Bruce Schneier writing in Wired gets right to the heart of the the surveillance and privacy story.
"The most common retort against privacy advocates -- by those in favor of ID checks, cameras, databases, data mining and other wholesale surveillance measures -- is this line: "If you aren't doing anything wrong, what do you have to hide?"
Some clever answers: "If I'm not doing anything wrong, then you have no cause to watch me." "Because the government gets to define what's wrong, and they keep changing the definition." "Because you might do something wrong with my information." My problem with quips like these -- as right as they are -- is that they accept the premise that privacy is about hiding a wrong. It's not. Privacy is an inherent human right, and a requirement for maintaining the human condition with dignity and respect...
Too many wrongly characterize the debate as "security versus privacy." The real choice is liberty versus control. Tyranny, whether it arises under threat of foreign physical attack or under constant domestic authoritative scrutiny, is still tyranny. Liberty requires security without intrusion, security plus privacy. Widespread police surveillance is the very definition of a police state. And that's why we should champion privacy even when we have nothing to hide."
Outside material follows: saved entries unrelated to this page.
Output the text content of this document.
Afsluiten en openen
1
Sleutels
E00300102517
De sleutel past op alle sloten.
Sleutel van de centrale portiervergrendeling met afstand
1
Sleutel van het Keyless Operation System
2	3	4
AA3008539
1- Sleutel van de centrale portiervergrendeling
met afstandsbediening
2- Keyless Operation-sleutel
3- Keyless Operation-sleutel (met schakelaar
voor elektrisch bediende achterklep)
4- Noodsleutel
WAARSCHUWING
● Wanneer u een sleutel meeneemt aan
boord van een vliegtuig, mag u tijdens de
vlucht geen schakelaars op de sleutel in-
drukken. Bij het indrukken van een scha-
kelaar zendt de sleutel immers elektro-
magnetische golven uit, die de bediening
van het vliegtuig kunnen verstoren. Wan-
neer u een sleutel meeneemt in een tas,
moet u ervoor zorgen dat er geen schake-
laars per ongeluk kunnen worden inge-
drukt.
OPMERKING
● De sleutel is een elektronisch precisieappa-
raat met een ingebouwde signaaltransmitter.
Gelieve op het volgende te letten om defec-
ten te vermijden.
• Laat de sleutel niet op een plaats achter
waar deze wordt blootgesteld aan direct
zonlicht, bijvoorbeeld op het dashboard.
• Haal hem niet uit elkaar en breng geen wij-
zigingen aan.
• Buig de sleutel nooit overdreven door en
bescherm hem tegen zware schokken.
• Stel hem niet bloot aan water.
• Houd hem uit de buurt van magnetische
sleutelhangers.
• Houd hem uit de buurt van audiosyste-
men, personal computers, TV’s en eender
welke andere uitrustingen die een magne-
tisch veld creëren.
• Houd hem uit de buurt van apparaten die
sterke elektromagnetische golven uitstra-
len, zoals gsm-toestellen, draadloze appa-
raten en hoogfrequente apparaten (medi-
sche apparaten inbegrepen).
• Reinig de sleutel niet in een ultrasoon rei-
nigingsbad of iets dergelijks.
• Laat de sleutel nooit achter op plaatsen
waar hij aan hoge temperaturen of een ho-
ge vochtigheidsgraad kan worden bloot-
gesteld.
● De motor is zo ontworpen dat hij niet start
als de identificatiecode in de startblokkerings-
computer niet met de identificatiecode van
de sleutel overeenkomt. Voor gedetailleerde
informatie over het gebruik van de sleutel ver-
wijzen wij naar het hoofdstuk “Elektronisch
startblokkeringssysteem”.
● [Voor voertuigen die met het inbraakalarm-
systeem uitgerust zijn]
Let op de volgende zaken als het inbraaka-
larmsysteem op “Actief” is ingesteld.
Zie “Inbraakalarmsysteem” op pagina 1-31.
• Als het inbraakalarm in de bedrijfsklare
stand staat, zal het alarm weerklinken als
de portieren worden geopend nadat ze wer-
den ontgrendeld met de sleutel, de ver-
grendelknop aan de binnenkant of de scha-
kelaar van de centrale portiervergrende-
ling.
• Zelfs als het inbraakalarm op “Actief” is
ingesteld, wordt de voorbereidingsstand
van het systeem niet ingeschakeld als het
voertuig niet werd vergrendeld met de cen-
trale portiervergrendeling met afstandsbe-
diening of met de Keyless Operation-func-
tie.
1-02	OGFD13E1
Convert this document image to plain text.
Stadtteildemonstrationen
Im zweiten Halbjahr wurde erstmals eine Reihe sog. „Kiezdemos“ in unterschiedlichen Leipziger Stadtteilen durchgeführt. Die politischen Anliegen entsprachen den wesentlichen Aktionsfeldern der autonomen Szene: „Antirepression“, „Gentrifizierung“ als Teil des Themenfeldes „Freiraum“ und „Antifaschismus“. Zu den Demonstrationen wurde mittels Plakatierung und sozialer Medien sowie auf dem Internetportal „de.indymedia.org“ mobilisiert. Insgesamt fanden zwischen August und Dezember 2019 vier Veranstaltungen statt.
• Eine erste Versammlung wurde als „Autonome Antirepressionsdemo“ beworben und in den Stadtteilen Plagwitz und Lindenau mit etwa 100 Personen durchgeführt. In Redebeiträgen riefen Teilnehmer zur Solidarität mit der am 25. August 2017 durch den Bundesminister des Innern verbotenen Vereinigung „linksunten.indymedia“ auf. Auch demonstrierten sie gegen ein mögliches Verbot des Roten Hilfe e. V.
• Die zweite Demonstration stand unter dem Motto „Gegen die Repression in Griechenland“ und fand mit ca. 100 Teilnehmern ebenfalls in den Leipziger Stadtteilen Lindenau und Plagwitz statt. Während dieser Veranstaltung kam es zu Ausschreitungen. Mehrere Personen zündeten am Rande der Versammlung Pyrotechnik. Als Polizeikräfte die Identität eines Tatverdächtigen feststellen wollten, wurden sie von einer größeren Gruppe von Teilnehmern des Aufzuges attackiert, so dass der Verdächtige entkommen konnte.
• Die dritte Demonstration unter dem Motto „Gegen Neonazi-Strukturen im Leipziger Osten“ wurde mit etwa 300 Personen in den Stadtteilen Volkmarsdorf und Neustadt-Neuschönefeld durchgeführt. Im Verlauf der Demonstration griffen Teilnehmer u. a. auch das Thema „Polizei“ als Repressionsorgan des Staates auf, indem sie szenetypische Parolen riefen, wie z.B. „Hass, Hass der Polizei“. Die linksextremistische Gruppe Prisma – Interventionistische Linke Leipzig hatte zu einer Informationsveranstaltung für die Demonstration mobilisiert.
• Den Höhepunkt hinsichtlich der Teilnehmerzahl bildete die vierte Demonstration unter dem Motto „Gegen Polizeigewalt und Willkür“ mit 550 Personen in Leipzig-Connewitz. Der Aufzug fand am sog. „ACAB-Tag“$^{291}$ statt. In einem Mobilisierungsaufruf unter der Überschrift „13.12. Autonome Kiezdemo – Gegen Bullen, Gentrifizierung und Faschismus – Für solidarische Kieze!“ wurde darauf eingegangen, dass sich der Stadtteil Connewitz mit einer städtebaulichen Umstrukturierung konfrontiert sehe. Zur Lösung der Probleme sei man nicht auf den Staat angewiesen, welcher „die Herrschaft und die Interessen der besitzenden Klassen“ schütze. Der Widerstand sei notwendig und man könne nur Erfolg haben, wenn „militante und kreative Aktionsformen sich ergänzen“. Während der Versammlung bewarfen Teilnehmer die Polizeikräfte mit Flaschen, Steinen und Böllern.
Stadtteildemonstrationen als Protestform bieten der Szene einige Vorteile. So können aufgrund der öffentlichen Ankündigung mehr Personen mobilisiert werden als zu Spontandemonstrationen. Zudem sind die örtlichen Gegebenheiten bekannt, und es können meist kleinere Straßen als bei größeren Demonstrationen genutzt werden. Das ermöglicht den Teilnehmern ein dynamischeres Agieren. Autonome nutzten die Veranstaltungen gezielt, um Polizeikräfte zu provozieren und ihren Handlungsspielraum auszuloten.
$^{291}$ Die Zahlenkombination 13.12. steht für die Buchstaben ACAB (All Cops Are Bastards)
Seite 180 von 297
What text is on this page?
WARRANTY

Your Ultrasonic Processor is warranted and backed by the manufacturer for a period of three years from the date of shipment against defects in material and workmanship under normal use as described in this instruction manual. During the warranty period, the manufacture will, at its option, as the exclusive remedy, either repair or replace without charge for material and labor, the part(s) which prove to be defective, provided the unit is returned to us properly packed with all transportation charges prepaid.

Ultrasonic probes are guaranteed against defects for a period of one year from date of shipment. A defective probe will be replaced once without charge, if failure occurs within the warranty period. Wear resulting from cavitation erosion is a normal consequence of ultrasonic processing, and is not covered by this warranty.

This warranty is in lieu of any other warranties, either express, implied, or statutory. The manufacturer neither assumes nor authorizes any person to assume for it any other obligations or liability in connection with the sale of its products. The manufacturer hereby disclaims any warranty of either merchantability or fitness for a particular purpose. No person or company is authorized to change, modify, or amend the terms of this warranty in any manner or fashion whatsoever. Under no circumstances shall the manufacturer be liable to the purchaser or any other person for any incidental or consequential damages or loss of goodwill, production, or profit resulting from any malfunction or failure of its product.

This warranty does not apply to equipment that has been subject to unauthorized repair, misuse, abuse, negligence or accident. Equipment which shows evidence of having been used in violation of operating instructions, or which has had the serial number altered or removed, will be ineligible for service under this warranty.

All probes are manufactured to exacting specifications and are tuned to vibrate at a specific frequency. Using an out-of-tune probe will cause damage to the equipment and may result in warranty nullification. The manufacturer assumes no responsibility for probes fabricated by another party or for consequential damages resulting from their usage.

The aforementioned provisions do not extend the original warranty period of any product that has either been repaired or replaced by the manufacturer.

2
William Heath wants to get Bruce to talk to some senior government "officials of good character and intellect who are grappling with this stuff." I wish him luck with that venture and have long suggested it would be a good idea. At the very least we should put a copy of Bruce's book, Beyond Fear, in the hands of those officials and insist they read it. It'll be the best half day education on these issues that they will ever have.
Update: Daniel Solove wonders if there can be a compelling response with widespread appeal to the 'nothing to hide' argument.